El Corán y el Termotanque | Cuarto Número | Page 29
MARTÍNEZ
Por Oscar Castelnovo
Ilustra Ignacio Ledesma
Premio clarin de cuento 2007
E
sa lona andaba buscándolo. Martínez
lo supo cuando llegó al milésimo round. Ningún
combate la excluye, mas sentirla destino, verse
tumbado allá abajo, le edificaban rencores legítimos o no, según se mire. Rabia era. Una fiereza, como la
impetuosa corriente del río, que no revelaba en voz alta ni
tenue. Aunque sí en la mirada. En ella podía desentrañarse,
en ocasiones, qué bajezas y virtudes porfiaban su alma. Era
capaz de la hazaña o el fracaso, de juntar a los dos en un acto
o, de simplemente pasar la lengua bajo el borde del vaso
de vino, como si lo único verdadero fuese evitar que la
noble bebida se deslice por la pendiente. Rápida, la lengua
de Martínez se manda copa arriba al encuentro de la humedad rugosa.

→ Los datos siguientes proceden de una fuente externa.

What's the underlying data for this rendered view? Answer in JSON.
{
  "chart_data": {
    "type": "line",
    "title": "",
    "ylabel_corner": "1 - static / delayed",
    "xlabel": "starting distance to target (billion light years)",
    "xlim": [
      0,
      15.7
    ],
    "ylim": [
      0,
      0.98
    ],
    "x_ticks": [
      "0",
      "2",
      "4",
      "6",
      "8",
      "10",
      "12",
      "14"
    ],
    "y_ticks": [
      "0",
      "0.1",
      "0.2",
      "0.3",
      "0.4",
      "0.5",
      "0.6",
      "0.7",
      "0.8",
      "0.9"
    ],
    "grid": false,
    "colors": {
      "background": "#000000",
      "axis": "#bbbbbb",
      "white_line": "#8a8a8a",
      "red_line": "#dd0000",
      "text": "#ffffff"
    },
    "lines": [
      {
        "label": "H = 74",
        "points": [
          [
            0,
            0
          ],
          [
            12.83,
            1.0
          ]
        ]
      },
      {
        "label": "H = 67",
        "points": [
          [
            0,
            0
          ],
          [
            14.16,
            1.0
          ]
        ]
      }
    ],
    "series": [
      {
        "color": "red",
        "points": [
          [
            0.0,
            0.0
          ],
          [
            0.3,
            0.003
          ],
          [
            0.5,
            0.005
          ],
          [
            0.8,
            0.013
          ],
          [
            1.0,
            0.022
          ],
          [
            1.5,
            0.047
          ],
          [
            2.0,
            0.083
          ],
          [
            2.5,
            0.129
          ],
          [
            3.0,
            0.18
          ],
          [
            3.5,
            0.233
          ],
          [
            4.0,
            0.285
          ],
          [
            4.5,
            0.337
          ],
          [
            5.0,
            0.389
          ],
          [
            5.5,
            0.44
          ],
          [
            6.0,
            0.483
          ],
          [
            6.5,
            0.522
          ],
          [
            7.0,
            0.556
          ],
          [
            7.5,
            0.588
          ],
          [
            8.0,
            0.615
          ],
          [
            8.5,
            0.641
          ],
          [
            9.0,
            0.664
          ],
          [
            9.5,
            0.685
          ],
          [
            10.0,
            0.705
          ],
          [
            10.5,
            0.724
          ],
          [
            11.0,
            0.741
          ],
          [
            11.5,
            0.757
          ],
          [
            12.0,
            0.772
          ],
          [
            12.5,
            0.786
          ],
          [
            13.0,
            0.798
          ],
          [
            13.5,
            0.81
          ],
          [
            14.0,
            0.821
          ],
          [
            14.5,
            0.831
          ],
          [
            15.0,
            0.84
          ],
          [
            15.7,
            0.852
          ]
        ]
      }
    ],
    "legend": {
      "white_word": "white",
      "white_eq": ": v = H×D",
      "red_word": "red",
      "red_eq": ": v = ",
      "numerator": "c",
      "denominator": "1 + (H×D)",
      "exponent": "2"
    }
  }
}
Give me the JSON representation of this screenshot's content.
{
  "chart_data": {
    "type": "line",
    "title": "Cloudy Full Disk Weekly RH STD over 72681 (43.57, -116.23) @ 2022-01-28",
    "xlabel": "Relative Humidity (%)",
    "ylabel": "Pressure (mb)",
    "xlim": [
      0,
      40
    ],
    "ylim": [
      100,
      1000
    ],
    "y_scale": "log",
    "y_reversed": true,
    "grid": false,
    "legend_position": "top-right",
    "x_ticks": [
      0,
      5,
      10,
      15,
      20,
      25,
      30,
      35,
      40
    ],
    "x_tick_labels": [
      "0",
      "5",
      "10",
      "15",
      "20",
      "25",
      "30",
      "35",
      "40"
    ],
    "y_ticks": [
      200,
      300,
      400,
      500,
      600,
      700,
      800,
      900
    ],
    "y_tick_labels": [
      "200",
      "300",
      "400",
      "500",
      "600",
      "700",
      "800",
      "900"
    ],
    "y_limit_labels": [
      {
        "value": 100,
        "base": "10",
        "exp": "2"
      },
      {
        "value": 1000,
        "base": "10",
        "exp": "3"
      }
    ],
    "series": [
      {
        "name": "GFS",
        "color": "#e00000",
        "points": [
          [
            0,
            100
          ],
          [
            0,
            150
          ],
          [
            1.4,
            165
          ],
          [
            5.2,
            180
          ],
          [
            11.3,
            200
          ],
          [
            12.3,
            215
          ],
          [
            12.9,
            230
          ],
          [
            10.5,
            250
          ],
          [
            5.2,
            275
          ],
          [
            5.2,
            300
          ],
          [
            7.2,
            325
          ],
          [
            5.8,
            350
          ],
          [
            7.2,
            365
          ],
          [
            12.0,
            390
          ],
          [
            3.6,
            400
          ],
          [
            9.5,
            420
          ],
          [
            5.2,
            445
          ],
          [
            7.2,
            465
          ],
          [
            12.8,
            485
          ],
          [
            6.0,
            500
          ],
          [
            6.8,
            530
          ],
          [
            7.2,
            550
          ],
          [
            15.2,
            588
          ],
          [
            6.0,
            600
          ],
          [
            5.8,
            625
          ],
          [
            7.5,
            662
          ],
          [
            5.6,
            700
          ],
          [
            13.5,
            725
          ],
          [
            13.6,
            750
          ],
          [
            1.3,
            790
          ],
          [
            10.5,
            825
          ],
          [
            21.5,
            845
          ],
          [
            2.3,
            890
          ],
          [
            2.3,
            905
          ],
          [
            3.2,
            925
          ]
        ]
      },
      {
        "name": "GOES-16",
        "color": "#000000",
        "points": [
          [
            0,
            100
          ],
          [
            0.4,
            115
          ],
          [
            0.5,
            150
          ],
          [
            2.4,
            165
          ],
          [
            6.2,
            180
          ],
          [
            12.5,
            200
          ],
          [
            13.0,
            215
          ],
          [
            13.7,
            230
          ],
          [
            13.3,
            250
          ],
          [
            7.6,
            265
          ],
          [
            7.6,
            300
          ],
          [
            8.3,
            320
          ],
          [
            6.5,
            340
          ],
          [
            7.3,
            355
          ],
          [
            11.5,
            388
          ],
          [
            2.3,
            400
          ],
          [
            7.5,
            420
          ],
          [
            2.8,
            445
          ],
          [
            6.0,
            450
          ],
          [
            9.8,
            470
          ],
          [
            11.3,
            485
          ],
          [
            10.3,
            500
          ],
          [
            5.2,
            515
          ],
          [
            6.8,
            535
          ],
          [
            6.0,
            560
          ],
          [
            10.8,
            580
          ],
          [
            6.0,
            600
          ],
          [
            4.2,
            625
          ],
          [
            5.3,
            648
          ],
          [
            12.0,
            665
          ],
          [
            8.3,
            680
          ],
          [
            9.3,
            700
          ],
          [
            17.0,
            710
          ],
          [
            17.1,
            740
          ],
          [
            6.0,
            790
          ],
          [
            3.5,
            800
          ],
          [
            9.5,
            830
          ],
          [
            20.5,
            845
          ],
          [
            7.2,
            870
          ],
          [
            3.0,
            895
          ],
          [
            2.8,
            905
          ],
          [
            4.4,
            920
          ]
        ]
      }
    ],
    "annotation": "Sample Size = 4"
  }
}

Mientras la lona acecha abismo abajo, él se da coraje:
¡Martínez viejo, nomás!, se alienta, y en technicolor figura
un batacazo histórico, vislumbra un nocaut espectacular,
título de tapa, y de seguido revancha un festejo de los que
no se empardan. Así dale que dale, lengua que lengua, para
impedir el desparramo suicida del vino en ese hule berreta.
A trago lento lo abriga en su interior hondo. Y vuelta a
lamer el vaso, con disimulo, para que no exista gota que
quede desamparada a la buena de Dios. Porque no es posible que Dios disponga que las gotas, los mortales, las estrellas de la inmensidad o las diminutas hojas de comino, queden expulsados del lugar que les pertenece y vayan a parar a
sitios inmundos sin apegos ni sol.
Cada segundo un siglo. Cada pelea la final del mundo.
Martínez resiste, vistea y amaga. Martínez esquiva, dibuja
con las piernas y ladea su humanidad. Arrinconado, sale,
entra, zigzaguea y se tira contra las cuerdas. Las cuerdas,
son duros resortes que lo regresan al centro del cuadrilátero.
Ahí, en la mesa, se aferra a las copas sin titubeos. Entonces los recuerdos son mazazos en el alma. Las humillaciones, enemigos contundentes que demolieron sus sueños
de invicto así como las bestias destrozan la llanura en la
estampida.
Martínez, hijo de Martín. Marte: Dios de la guerra. Así
le había dicho que era la cosa una vieja que ve en el pasado
y adivina el tiempo por venir. «¿Habrá sido por eso, qué
los parió?» Que entonces le vayan a cobrar al tataraviejo
Martín quien, sin derecho ni sabiduría, esparció la leche
fundadora de una herencia huérfana de paz y de respeto.
Boludeces, dice la vieja. Porque así, en el medio del ring,
de nada sirve establecer los motivos reales o absurdos de una
condena al combate perpetuo. Ahora se trata de enfrentar
la circunstancia. A como salga: Izquierda en punta y si
emboca la diestra al otro le cuentan las mil y una noches.
Vamos Martínez, todavía. Quieren verte en la lona. El Día
del Arquero Suplente: que se vengan ese día.
El otro se le viene. Como un toro, se le viene al humo
para terminar con ese tal Martínez de una vez por todas.
Para siempre. Martínez vistea, esquiva, viene y va, puntea
de izquierda y le emboca el directo. Bien, Martínez, bien.
Aparecen dos rivales. No puede ser, se repite en voz
alta. Esto es un ring, debería ser uno contra uno, hay jueces, está el público, el intendente, todo el mundo lo está
viendo. Ahora son tres. Gancho al hígado, «ápercat» y
codazo en la boca. Nadie ve nada. Cuatro son. De puntín
en los huevos y crece la algarabía en el estadio. Cinco. Seis.
Siete contra uno. Abunda sangre en su rostro, cae y lo salva
la campana.
Le ponen el banquito. Cuestiona a los segundos, sus íntimos:
—¿Qué está pasando, che?, ¿por qué no hacen nada?
—Vos no te das cuenta que las cosas cambiaron. Ahora
las peleas son así.
—Ustedes también, hermano, ¿qué entongue hay aquí?
—Qué entongue ni mierda, son las leyes del juego, hacé
la tuya.
Sabe que está solo. El árbitro tiene guantes. Y los usa.
¿Qué hace, juez? El jurado aplaude. Así, carajo, celebra el
intendente. Lo tiran de nuevo. En el piso, un chubasco de
patadas lo deja grogui cuando termina otro round.
Se repone, suena la campana. Ahora sus rivales se le ríen
sentados cómodamente tras la humareda del ring–side. Los
segundos se fueron. El banquito no está. Tiene que pelear.